CONVERT AND SAVE
By UTE SCHULENBERG
BEN Gately had received more than 20 calls before 10am yesterday following the news of a $2000 Federal Government subsidy for motorists converting their existing cars to liquefied petroleum gas (LPG).
The subsidy is part of a $1.5 million fuel package announced by the Government yesterday in an attempt to ease voter dissatisfaction with rising petrol prices.
Mr Gately, of Gately Mechanical Repairs, said the average conversion cost for a family sedan was $2900.
"Station wagons are a bit more and Landcruisers are around $3300," he said.
"Every time fuel goes up, there are more inquiries. With this offer I think we are going to be busy."

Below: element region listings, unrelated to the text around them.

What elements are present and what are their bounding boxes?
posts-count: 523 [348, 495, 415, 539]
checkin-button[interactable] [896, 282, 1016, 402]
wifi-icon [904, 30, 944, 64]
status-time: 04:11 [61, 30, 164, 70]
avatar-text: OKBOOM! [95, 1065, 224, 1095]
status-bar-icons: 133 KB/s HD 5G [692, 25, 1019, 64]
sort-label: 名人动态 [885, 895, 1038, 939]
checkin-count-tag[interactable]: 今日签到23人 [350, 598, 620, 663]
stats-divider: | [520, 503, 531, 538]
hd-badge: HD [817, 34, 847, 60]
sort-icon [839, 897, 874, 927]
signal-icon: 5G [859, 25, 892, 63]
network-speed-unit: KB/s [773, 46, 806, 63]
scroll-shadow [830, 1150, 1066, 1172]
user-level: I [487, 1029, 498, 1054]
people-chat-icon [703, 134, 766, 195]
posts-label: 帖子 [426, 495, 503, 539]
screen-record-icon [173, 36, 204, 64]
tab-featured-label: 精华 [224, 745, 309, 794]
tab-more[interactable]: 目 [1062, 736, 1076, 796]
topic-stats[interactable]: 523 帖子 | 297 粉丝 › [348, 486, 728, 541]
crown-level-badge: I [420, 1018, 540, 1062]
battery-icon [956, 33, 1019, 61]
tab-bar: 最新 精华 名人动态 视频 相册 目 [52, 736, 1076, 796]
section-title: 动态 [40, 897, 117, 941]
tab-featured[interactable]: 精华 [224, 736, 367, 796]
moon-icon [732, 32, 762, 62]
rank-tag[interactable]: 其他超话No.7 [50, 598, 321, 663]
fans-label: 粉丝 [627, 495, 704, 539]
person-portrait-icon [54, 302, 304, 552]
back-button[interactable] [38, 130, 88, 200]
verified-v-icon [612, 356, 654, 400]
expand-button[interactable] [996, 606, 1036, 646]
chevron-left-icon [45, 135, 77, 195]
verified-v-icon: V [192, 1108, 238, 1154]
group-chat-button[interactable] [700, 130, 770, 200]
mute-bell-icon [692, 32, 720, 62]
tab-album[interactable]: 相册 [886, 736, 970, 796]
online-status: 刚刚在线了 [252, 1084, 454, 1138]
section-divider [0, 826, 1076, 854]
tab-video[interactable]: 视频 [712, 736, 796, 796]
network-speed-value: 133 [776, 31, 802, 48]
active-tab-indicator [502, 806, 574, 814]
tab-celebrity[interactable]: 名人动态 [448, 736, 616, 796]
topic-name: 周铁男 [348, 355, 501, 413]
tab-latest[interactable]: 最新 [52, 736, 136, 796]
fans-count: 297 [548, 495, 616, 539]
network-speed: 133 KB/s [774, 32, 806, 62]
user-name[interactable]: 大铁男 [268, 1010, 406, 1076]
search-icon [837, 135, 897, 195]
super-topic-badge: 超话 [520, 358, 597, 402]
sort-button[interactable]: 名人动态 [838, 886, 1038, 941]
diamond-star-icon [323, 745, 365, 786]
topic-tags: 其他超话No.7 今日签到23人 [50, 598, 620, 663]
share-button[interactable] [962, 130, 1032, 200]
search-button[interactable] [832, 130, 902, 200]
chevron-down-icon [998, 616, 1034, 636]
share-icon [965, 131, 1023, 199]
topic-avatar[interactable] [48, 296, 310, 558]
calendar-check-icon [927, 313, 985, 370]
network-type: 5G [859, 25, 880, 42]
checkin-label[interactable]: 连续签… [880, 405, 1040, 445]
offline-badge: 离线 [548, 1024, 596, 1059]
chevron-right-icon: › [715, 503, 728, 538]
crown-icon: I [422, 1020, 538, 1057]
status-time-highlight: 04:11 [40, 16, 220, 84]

However without any details about how the subsidy would work, he was also cautious.
"We will just have to wait and see."
At 66 cents/litre, LPG is a lot cheaper than petrol, although marginally more is used.
"But performance-wise, if the engine is properly tuned, there is no difference," Mr Gately said.
For those who have already converted to LPG, this latest news is not so good.
Jocelyn Marmont said she and her partner, Nicholas Stubbs, 'were spewing' when they heard about the subsidy.
"We only had our Landcruiser converted in March," she said.
"We've already done about 30,000 kilometres, so we have definitely made the money back." LPG subsidies were originally due to be introduced in 2011. A spokesman for Mitsubishi, Kevin Taylor, welcomed the planned acceleration.
"It's good to have fuels other than petrol," Mr Taylor said.
"The problem is, if LPG becomes a very popular fuel, will resellers start charging more? The good thing is most resellers are not the same people who are controlling the petrol networks."